Nei giorni in cui un privato ha spento i servizi informatici della Regione, ce n’era uno che ha continuato a funzionare. Merito di scelte diverse e virtuose anche dal punto di vista economico prese nel recente passato. Si tratta dell’Osservatorio dell’Acqua. Dopo il black out a causa della grana legale con la società Engineering per il mancato pagamento di fatture per 114 milioni di euro da parte della Regione, da un paio di giorni sono tornati accessibili i servizi della società partecipata Sicilia e-Servizi. Per oltre 48 ore non è stato possibile accedere al centro unico per le prenotazioni sanitarie, al sistema di pagamento degli stipendi dei dipendenti pubblici, al sistema informatico degli uffici della Regione, alle mail ordinarie e certificate, e ai centri per l’impiego.
Con un atto unilaterale – definito «illegittimo» da Antonio Ingroia, amministratore della partecipata, nominato dal governo Crocetta – l’ex socio privato ha deciso di spegnere il server centrale di Point Saint Martin, in Valle d’Aosta, come ritorsione per il mancato pagamento dei debiti. Ma non tutti i servizi della Regione sono stati messi al tappeto dallo spegnimento. E come sempre si scopre che tra le maglie di un servizio pubblico inefficiente si nascondono vere e proprie eccellenze non valorizzate.
È il caso dell’Osservatorio dell’Acqua, che fa parte del dipartimento Acqua e rifiuti, presso l’assessorato all’Energia. I servizi informatici dell’ente durante il black out hanno continuato a funzionare grazie alla gestione accorta dei servizi informatici da parte dei lavoratori interni. L’Osservatorio si occupa di monitorare costantemente le acque superficiali del territorio siciliano attraverso un elaborato sistema di centraline e sensori. Il sistema è complesso perché sovrintende alla gestione di un’enorme mole di dati che provengono dal suo sistema di monitoraggio delle variabili meteoclimatiche come pioggia, temperatura e altezze idrometriche. Dati che, oltre ad essere raccolti e forniti in tempo reale, vengono inviati alla Protezione civile per l’elaborazione degli avvisi di rischio idraulico e idrogeologico. Un sistema accurato che non può permettersi guasti o black out, soprattutto se volontari.
Infatti il funzionamento del sito, dei server e dei sensori non è stato acquisito da Sicilia e-Servizi e viene gestito internamente dagli impiegati regionali, per lo più precari. E non è tutto: l’ampio utilizzo di sistemi informatici open source ha permesso di risparmiare sull’acquisto delle licenze software e investire piuttosto su nuovi macchinari per rendere più accurato il servizio. Un modello che, alla luce della mole dei debiti contratti per l’informatizzazione della regione, potrebbe essere esteso a tutti i servizi regionali, lasciando così alle spalle l’esperienza fallimentare di Sicilia e-Servizi.

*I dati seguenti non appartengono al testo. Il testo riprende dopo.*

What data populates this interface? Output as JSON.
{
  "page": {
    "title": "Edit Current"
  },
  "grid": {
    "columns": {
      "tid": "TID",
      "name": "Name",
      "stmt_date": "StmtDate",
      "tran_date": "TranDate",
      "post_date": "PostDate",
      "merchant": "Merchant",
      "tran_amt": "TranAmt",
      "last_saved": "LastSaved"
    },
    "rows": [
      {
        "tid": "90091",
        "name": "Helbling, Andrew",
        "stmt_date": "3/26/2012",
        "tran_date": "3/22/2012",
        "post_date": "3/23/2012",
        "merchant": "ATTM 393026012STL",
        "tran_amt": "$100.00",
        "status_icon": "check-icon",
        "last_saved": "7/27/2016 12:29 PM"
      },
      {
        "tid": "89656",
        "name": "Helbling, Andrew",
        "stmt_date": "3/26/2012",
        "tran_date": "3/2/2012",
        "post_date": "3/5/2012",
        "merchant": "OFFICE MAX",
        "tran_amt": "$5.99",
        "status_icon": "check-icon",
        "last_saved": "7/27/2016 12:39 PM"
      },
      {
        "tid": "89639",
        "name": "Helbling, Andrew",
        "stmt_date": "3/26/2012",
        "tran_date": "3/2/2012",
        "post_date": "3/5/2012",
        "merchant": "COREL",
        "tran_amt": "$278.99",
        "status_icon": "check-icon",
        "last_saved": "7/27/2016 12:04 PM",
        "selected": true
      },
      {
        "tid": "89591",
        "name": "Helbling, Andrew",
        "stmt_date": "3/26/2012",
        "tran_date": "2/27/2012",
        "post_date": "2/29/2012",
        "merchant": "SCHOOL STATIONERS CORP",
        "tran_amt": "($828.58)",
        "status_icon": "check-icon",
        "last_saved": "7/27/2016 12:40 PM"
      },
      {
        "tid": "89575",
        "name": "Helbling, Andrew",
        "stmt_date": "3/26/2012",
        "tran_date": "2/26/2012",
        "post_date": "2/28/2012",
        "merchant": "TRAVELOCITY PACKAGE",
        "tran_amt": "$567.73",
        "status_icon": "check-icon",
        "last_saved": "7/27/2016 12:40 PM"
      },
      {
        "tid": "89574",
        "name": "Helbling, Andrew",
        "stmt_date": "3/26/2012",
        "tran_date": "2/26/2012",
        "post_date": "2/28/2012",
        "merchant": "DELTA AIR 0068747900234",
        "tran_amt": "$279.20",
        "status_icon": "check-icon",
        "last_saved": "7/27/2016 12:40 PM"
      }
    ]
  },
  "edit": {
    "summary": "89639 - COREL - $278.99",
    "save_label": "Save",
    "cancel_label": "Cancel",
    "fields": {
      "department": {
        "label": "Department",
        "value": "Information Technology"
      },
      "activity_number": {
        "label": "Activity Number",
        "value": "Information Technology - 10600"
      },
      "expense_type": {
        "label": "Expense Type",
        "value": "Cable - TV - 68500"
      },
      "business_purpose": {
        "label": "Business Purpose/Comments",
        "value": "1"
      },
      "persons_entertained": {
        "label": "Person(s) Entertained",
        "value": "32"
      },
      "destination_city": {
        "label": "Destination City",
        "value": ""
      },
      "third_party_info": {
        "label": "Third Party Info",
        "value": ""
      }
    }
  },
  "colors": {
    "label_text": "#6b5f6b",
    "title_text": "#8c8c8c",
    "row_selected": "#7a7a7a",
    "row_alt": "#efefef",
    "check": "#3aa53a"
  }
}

Gli addetti ai lavori stimano un risparmio per le casse della Regione nell’ordine delle centinaia di migliaia di euro. Ma la Sicilia ha scelto un’altra strada decidendo di esternalizzare il servizio e affidandosi a software proprietari. Proprio ispirandosi al modello dell’Osservatorio delle Acque, alcuni deputati regionali del Movimento cinque stelle avevano avviato un iter per la proposta di legge che dovrebbe imporre l’utilizzo del software nella pubblica amministrazione, permettendo il ricorso a società esterne solo in casi specifici. Ma la proposta di legge si è inabissata, così il carrozzone Sicilia e-Servizi continua a essere il gestore unico dei sistemi informatici. Salvo brillanti eccezioni.